The only overlap between Oscar and Spirit Award winners was Moore's documentary Bowling for Columbine, which I — despite the reservations of so many of my critic friends, and though I'd rather have seen the award go to Gail Dolgin and Vicente Franco's searing Daughter From Danang— thought a deft deconstruction of the battle over gun control, and not in the least unfair to Charlton Heston. Far From Heaven won no Academy Awards, which, as had been widely predicted, were swept (in a small way) by Chicago. To those of us made nervous by scantily clad people bursting into song and dance every five minutes, Chicago's Best Picture nod was disappointing (though the three teenagers in the house where I was watching the show could barely contain their joy, outstripped only by Eminem's surprise win, for Best Song). True, the competition for the Big One wasn't all that stiff. The Pianistwould have been an honorable choice, though I'm convinced that the movie will more likely endure as a significant moment in the autobiography of Roman Polanski than as a landmark of world cinema. But why the gasp of surprise when Polanski scored Best Director, when he'd already been granted very public absolution by his victim in the statutory-rape scandal, and when Holocaust movies have a history of success with the Academy? Case in point: No matter how good Aki Kaurismaki's Man Without a Past is, the Finnish director didn't stand a chance for Best Foreign Film against Germany's Nowhere in Africa, a perfectly presentable — though hardly distinguished — drama about Jewish refugees in Kenya.
For my money, though, the scandal of the evening was Ronald Harwood's Best Adapted Screenplay win with his script — a declamatory piece of wood — for The Pianist. If the Academy wanted to reward a Brit, they'd have done better to honor David Hare's nimble rendition of Michael Cunningham's nigh-on pathologically interior novel The Hours.

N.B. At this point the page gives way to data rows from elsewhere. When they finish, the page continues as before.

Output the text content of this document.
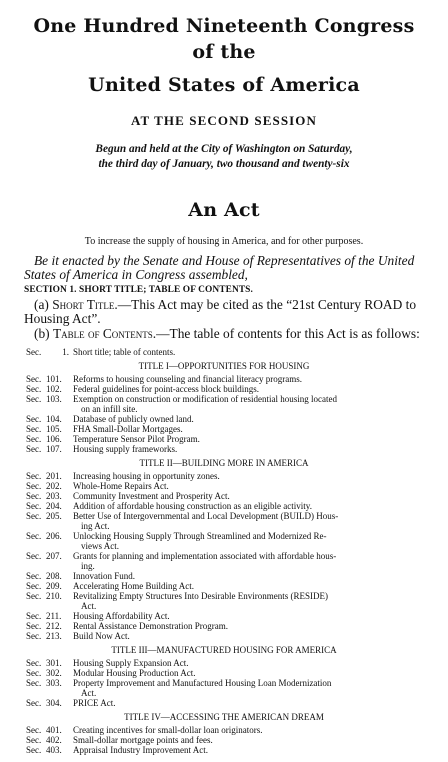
One Hundred Nineteenth Congress
of the
United States of America
AT THE SECOND SESSION
Begun and held at the City of Washington on Saturday,
the third day of January, two thousand and twenty-six
An Act
To increase the supply of housing in America, and for other purposes.
Be it enacted by the Senate and House of Representatives of the United States of America in Congress assembled,
SECTION 1. SHORT TITLE; TABLE OF CONTENTS.
(a) Short Title.—This Act may be cited as the “21st Century ROAD to Housing Act”.
(b) Table of Contents.—The table of contents for this Act is as follows:
Sec.	1. Short title; table of contents.
TITLE I—OPPORTUNITIES FOR HOUSING
Sec. 101.	Reforms to housing counseling and financial literacy programs.
Sec. 102.	Federal guidelines for point-access block buildings.
Sec. 103.	Exemption on construction or modification of residential housing located
on an infill site.
Sec. 104.	Database of publicly owned land.
Sec. 105.	FHA Small-Dollar Mortgages.
Sec. 106.	Temperature Sensor Pilot Program.
Sec. 107.	Housing supply frameworks.
TITLE II—BUILDING MORE IN AMERICA
Sec. 201.	Increasing housing in opportunity zones.
Sec. 202.	Whole-Home Repairs Act.
Sec. 203.	Community Investment and Prosperity Act.
Sec. 204.	Addition of affordable housing construction as an eligible activity.
Sec. 205.	Better Use of Intergovernmental and Local Development (BUILD) Hous-
ing Act.
Sec. 206.	Unlocking Housing Supply Through Streamlined and Modernized Re-
views Act.
Sec. 207.	Grants for planning and implementation associated with affordable hous-
ing.
Sec. 208.	Innovation Fund.
Sec. 209.	Accelerating Home Building Act.
Sec. 210.	Revitalizing Empty Structures Into Desirable Environments (RESIDE)
Act.
Sec. 211.	Housing Affordability Act.
Sec. 212.	Rental Assistance Demonstration Program.
Sec. 213.	Build Now Act.
TITLE III—MANUFACTURED HOUSING FOR AMERICA
Sec. 301.	Housing Supply Expansion Act.
Sec. 302.	Modular Housing Production Act.
Sec. 303.	Property Improvement and Manufactured Housing Loan Modernization
Act.
Sec. 304.	PRICE Act.
TITLE IV—ACCESSING THE AMERICAN DREAM
Sec. 401.	Creating incentives for small-dollar loan originators.
Sec. 402.	Small-dollar mortgage points and fees.
Sec. 403.	Appraisal Industry Improvement Act.
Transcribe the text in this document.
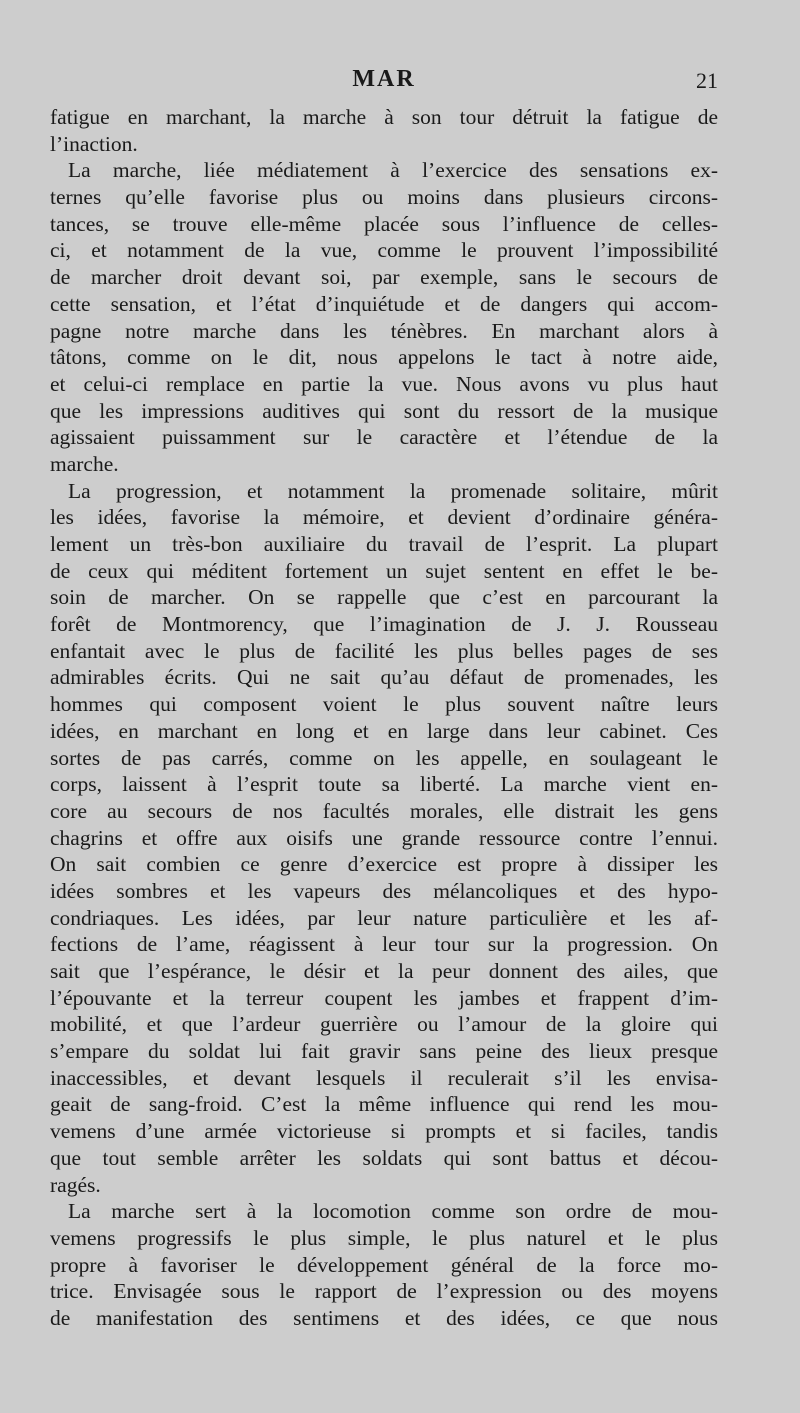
MAR	21
fatigue en marchant, la marche à son tour détruit la fatigue de
l’inaction.
La marche, liée médiatement à l’exercice des sensations ex-
ternes qu’elle favorise plus ou moins dans plusieurs circons-
tances, se trouve elle-même placée sous l’influence de celles-
ci, et notamment de la vue, comme le prouvent l’impossibilité
de marcher droit devant soi, par exemple, sans le secours de
cette sensation, et l’état d’inquiétude et de dangers qui accom-
pagne notre marche dans les ténèbres. En marchant alors à
tâtons, comme on le dit, nous appelons le tact à notre aide,
et celui-ci remplace en partie la vue. Nous avons vu plus haut
que les impressions auditives qui sont du ressort de la musique
agissaient puissamment sur le caractère et l’étendue de la
marche.
La progression, et notamment la promenade solitaire, mûrit
les idées, favorise la mémoire, et devient d’ordinaire généra-
lement un très-bon auxiliaire du travail de l’esprit. La plupart
de ceux qui méditent fortement un sujet sentent en effet le be-
soin de marcher. On se rappelle que c’est en parcourant la
forêt de Montmorency, que l’imagination de J. J. Rousseau
enfantait avec le plus de facilité les plus belles pages de ses
admirables écrits. Qui ne sait qu’au défaut de promenades, les
hommes qui composent voient le plus souvent naître leurs
idées, en marchant en long et en large dans leur cabinet. Ces
sortes de pas carrés, comme on les appelle, en soulageant le
corps, laissent à l’esprit toute sa liberté. La marche vient en-
core au secours de nos facultés morales, elle distrait les gens
chagrins et offre aux oisifs une grande ressource contre l’ennui.
On sait combien ce genre d’exercice est propre à dissiper les
idées sombres et les vapeurs des mélancoliques et des hypo-
condriaques. Les idées, par leur nature particulière et les af-
fections de l’ame, réagissent à leur tour sur la progression. On
sait que l’espérance, le désir et la peur donnent des ailes, que
l’épouvante et la terreur coupent les jambes et frappent d’im-
mobilité, et que l’ardeur guerrière ou l’amour de la gloire qui
s’empare du soldat lui fait gravir sans peine des lieux presque
inaccessibles, et devant lesquels il reculerait s’il les envisa-
geait de sang-froid. C’est la même influence qui rend les mou-
vemens d’une armée victorieuse si prompts et si faciles, tandis
que tout semble arrêter les soldats qui sont battus et décou-
ragés.
La marche sert à la locomotion comme son ordre de mou-
vemens progressifs le plus simple, le plus naturel et le plus
propre à favoriser le développement général de la force mo-
trice. Envisagée sous le rapport de l’expression ou des moyens
de manifestation des sentimens et des idées, ce que nous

I'd also have been perfectly satisfied with the Kaufman brothers for Adaptation, or the Weitz brothers and Peter Hedges for the neglected About a Boy. Almodóvar's win for Best Original Screenplay, on the other hand, was spot on, though what Spain thought it was doing by not entering the sublime Talk to Her for Best Foreign Film is anybody's guess.
While it would have been nice to see Julianne Moore get her due for at least one of her fragile '50s housewives (Far From Heaven, not The Hours), my first choice for Best Actress was Diane Lane, for her incandescently wayward wife in Adrian Lyne's otherwise dopey Unfaithful. Kidman was an okay choice, though her acceptance speech seemed bent on proving the adage that actors should be seen and not heard offscreen. Kathy Bates had Best Supporting Actress stolen out from under her by Catherine Zeta-Jones, and though Chris Cooper was great in Adaptation, I'd have gone with Christopher Walken by a hair. I wouldn't have chosen Adrien Brody over Jack Nicholson for Best Actor, but it has to be said that the evening's only real treat (other than my perennial sentimental favorite, the clip sequence of those who died over the past year) was seeing Brody, a charmingly coltish presence in an otherwise elderly evening, plant one down the throat of an astonished Halle Berry. There's a man who knows how to make love, not war.